# 64 gto quarter panels



## js64gto (Oct 30, 2013)

I am looking for new quarter panels for my 64 gto.I have already ordered from opg and goodmark through a Cincinnati area parts dealer.The quality of the sheet metal stamping is terrible.Does anyone know where I can get decent quality quarters.I would appreciate any help. Thanks Jack


----------



## Pinion head (Jan 3, 2015)

There are no high quality repro 1/4's for the '64 and '65's, just one hip style repro quarter that's been out for a long time and takes a lot of work to work. Most owners restoring high end '64 and 65's will source clean cutoff full 1/4's from out west, then break them down at the spot welds.


----------



## js64gto (Oct 30, 2013)

*64 quarters*



Pinion head said:


> There are no high quality repro 1/4's for the '64 and '65's, just one hip style repro quarter that's been out for a long time and takes a lot of work to work. Most owners restoring high end '64 and 65's will source clean cutoff full 1/4's from out west, then break them down at the spot welds.
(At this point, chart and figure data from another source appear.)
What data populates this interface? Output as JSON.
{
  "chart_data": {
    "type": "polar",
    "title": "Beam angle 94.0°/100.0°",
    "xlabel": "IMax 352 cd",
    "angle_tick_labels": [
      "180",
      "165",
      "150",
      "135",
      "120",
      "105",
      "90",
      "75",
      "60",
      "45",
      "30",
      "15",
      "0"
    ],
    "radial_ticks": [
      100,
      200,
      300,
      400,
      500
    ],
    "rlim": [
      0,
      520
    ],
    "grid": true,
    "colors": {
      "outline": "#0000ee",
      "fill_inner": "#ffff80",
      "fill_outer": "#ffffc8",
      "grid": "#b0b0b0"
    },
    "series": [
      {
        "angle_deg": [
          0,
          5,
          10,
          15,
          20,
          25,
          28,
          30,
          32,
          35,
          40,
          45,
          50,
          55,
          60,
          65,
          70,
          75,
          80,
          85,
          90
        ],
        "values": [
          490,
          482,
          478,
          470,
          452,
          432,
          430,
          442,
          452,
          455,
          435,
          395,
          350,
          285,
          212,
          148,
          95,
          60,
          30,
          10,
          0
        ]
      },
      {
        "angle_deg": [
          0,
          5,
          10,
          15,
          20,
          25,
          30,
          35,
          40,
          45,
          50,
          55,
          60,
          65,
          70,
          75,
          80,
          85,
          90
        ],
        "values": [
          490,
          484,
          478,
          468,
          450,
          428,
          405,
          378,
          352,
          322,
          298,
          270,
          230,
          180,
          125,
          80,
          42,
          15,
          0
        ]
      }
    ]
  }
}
That's what I was afraid of.Thanks js64gto


----------



## Pinion head (Jan 3, 2015)

js, the '64-65 hip 1/4's have been avail for nearly 30 years. As these hip quarters are not stamped on a very expensive investment quality die, they don't exhibit the clean stamping of the originals. Over the years, I've hauled numerous of the '64-65 hip quarters home from up north at swappers at Nationals, to help save shipping for friends who were restoring early GTO's and replacing lower 1/4's on their drag cars. on one occasion I was able to examine a passenger side after it was installed and before bodywork.There have always been issues with them, and they took work to get a really nice end result. 

As have not examined these repro 1/4's in a while, its a good possibility that the last few production runs are worse as the dies are showing wear. That is typical and one will even run across it occasionally with nos panels. With such a low number of '64 and 65's 2 door LeMans having been built, and so many having been restored (or cloned into GTO's), I doubt there will be a huge investment to make some high quality dies for the 64-65's. That stated, AMD is working on having dies made to make quality reproduction 1/4 panels for the '66 and '67's. You might ck with AMD in Georgia and see how much interest there is for a quality reproduction for the '64 and 65's. Hope this helps.


----------



## js64gto (Oct 30, 2013)

Thanks,I'll try them.


----------



## Richard Boneske (Jul 29, 2008)

If you can use them, I have both sides of '64/'65 quarter panels never put on car. The body shop cut out only the wheel opening edges--less than 1" up into the flat part of the quarter panel. I also have a new passenger side with only the top edge cut off where someone repaired damage on their upper ledge. 

Price of repros is $295 each. You could have all three pieces for $100. 

If you're anywhere near Winneconne, Wisconsin, this could work.


----------



## js64gto (Oct 30, 2013)

Where did you get your quarter panels and how long ago?Thanks,Jack


----------



## Richard Boneske (Jul 29, 2008)

The left and right with part of the wheel opening cut out are Goodmark purchased by the body shop in April. The other passenger side panel with the top edge cut off was purchased in 2014. That's the one shown in the pictures. 

If you want other pics, let me know.

Thanks,

Dick Boneske


----------